In fact, if accuracy is your only goal then you're likely better off having a few different ensembling techniques in mind like this and focusing on the diversity of the classifiers being ensembled rather than how they're combined. Since the best ensemble technique will depend on your problem and and data and there is no approach that's always best, your time is better spent just making the ensemble choice another part of the training process rather than worrying about making a single correct choice.

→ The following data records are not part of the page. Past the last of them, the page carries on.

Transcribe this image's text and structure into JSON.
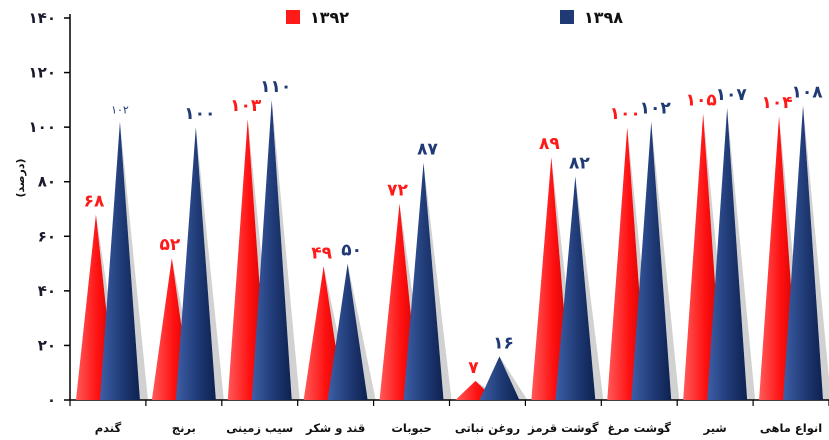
{
  "chart_data": {
    "type": "bar",
    "title": "",
    "xlabel": "",
    "ylabel": "(درصد)",
    "ylim": [
      0,
      140
    ],
    "yticks": [
      "۰",
      "۲۰",
      "۴۰",
      "۶۰",
      "۸۰",
      "۱۰۰",
      "۱۲۰",
      "۱۴۰"
    ],
    "categories": [
      "گندم",
      "برنج",
      "سیب زمینی",
      "قند و شکر",
      "حبوبات",
      "روغن نباتی",
      "گوشت قرمز",
      "گوشت مرغ",
      "شیر",
      "انواع ماهی"
    ],
    "series": [
      {
        "name": "۱۳۹۲",
        "color": "#ff1a1a",
        "values": [
          68,
          52,
          103,
          49,
          72,
          7,
          89,
          100,
          105,
          104
        ],
        "labels": [
          "۶۸",
          "۵۲",
          "۱۰۳",
          "۴۹",
          "۷۲",
          "۷",
          "۸۹",
          "۱۰۰",
          "۱۰۵",
          "۱۰۴"
        ]
      },
      {
        "name": "۱۳۹۸",
        "color": "#1f3a75",
        "values": [
          102,
          100,
          110,
          50,
          87,
          16,
          82,
          102,
          107,
          108
        ],
        "labels": [
          "۱۰۲",
          "۱۰۰",
          "۱۱۰",
          "۵۰",
          "۸۷",
          "۱۶",
          "۸۲",
          "۱۰۲",
          "۱۰۷",
          "۱۰۸"
        ]
      }
    ],
    "legend_position": "top",
    "grid": false
  }
}
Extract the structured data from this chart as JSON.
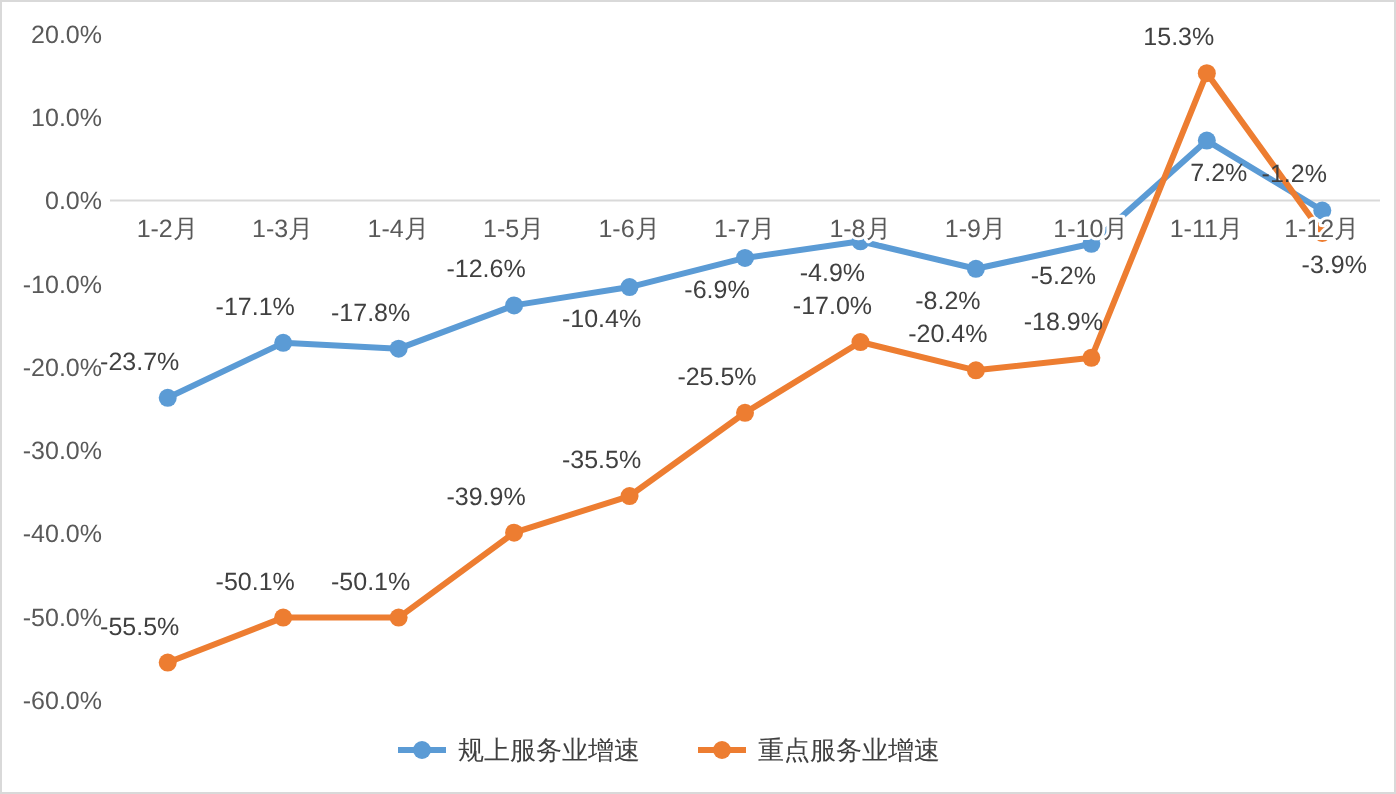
{
  "chart_data": {
    "type": "line",
    "categories": [
      "1-2月",
      "1-3月",
      "1-4月",
      "1-5月",
      "1-6月",
      "1-7月",
      "1-8月",
      "1-9月",
      "1-10月",
      "1-11月",
      "1-12月"
    ],
    "series": [
      {
        "name": "规上服务业增速",
        "color": "#5b9bd5",
        "values": [
          -23.7,
          -17.1,
          -17.8,
          -12.6,
          -10.4,
          -6.9,
          -4.9,
          -8.2,
          -5.2,
          7.2,
          -1.2
        ],
        "value_labels": [
          "-23.7%",
          "-17.1%",
          "-17.8%",
          "-12.6%",
          "-10.4%",
          "-6.9%",
          "-4.9%",
          "-8.2%",
          "-5.2%",
          "7.2%",
          "-1.2%"
        ]
      },
      {
        "name": "重点服务业增速",
        "color": "#ed7d31",
        "values": [
          -55.5,
          -50.1,
          -50.1,
          -39.9,
          -35.5,
          -25.5,
          -17.0,
          -20.4,
          -18.9,
          15.3,
          -3.9
        ],
        "value_labels": [
          "-55.5%",
          "-50.1%",
          "-50.1%",
          "-39.9%",
          "-35.5%",
          "-25.5%",
          "-17.0%",
          "-20.4%",
          "-18.9%",
          "15.3%",
          "-3.9%"
        ]
      }
    ],
    "ylim": [
      -60,
      20
    ],
    "yticks": [
      {
        "value": 20,
        "label": "20.0%"
      },
      {
        "value": 10,
        "label": "10.0%"
      },
      {
        "value": 0,
        "label": "0.0%"
      },
      {
        "value": -10,
        "label": "-10.0%"
      },
      {
        "value": -20,
        "label": "-20.0%"
      },
      {
        "value": -30,
        "label": "-30.0%"
      },
      {
        "value": -40,
        "label": "-40.0%"
      },
      {
        "value": -50,
        "label": "-50.0%"
      },
      {
        "value": -60,
        "label": "-60.0%"
      }
    ],
    "marker": "circle",
    "line_style": "solid",
    "legend": "bottom",
    "grid": false
  }
}
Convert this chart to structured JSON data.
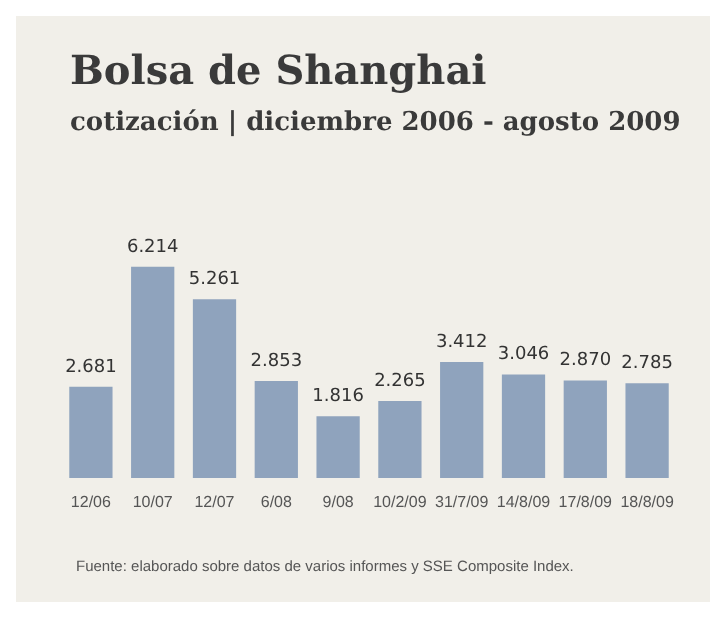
{
  "chart_data": {
    "type": "bar",
    "title": "Bolsa de Shanghai",
    "subtitle": "cotización | diciembre 2006 - agosto 2009",
    "categories": [
      "12/06",
      "10/07",
      "12/07",
      "6/08",
      "9/08",
      "10/2/09",
      "31/7/09",
      "14/8/09",
      "17/8/09",
      "18/8/09"
    ],
    "values": [
      2681,
      6214,
      5261,
      2853,
      1816,
      2265,
      3412,
      3046,
      2870,
      2785
    ],
    "value_labels": [
      "2.681",
      "6.214",
      "5.261",
      "2.853",
      "1.816",
      "2.265",
      "3.412",
      "3.046",
      "2.870",
      "2.785"
    ],
    "color": "#8fa3bd",
    "annotations": [
      "Fuente: elaborado sobre datos de varios informes y SSE Composite Index."
    ]
  }
}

Theoretically speaking though, and as an attempt to answer the question more directly, I think there are some probabilistic arguments that could be used to justify the best way to "suppress" the weak classifiers. IMO the reasoning behind Bayesian Model Averaging and Information-Criteria-Based Averaging is pretty enlightening and has ties to some of the approaches in Machine Learning like weighting classifiers via binomial deviance. For example, here's a process for combining classifiers through the use of akaike weights (as an example of information-criteria based model averaging):

** Note this is all assuming the classifiers are pretty well calibrated and that actual out-of-sample deviance is used in cross-validation rather than an estimate of it like AIC

Suppose you have $K$ classifiers fit to training data and each of those classifiers then makes $N$ predictions on test data. You could then compute the "likelihood" of each models predictions as follows:

$$ L_k = \Pi_{i=1}^n{ P_{M_k}(y_i)}$$

where:

  • $L_k$ = Likelihood of predictions from model $k$
  • $y_i$ = Response $i$ in the test data
  • $P_{M_k}(y_i)$ = The probability that classifier $k$ attributes to $y_i$

Given the likelihood of the predicted data, the weight or relative likelihood of each classifier, $w_{M_k}$ could then be defined as: $$L_{max} = \max{L_k} $$ $$w_{M_k} = \frac{e^{2log(L_{max}/L_k)}}{\sum_{j=1}^{k}{e^{2log(L_{max}/L_k)}}}$$

The weights for each model, $w_{M_k}$, can then be interpreted as the probability that classifier $M_k$ is the true model and an expected outcome coming from an ensemble of all $k$ classifiers would have an expected value equal to the sum of the probability of each classifier times its prediction:

$$ y_{new} = \sum_{j=1}^k { w_{M_k} \cdot M_k(X_{new}) }.$$

I hope the notation doesn't bog you down but the point is that there are theoretical ways (the Bayesian ones are especially interesting) to determine what probability each model in an ensemble should have and then use that to make predictions, rather than some more heuristic weighting or equal-voting scheme. These more intuitive averaging strategies don't generally perform better in empirical studies (or so it seems), but I thought throwing the notion of them into the mix might help you like they helped me.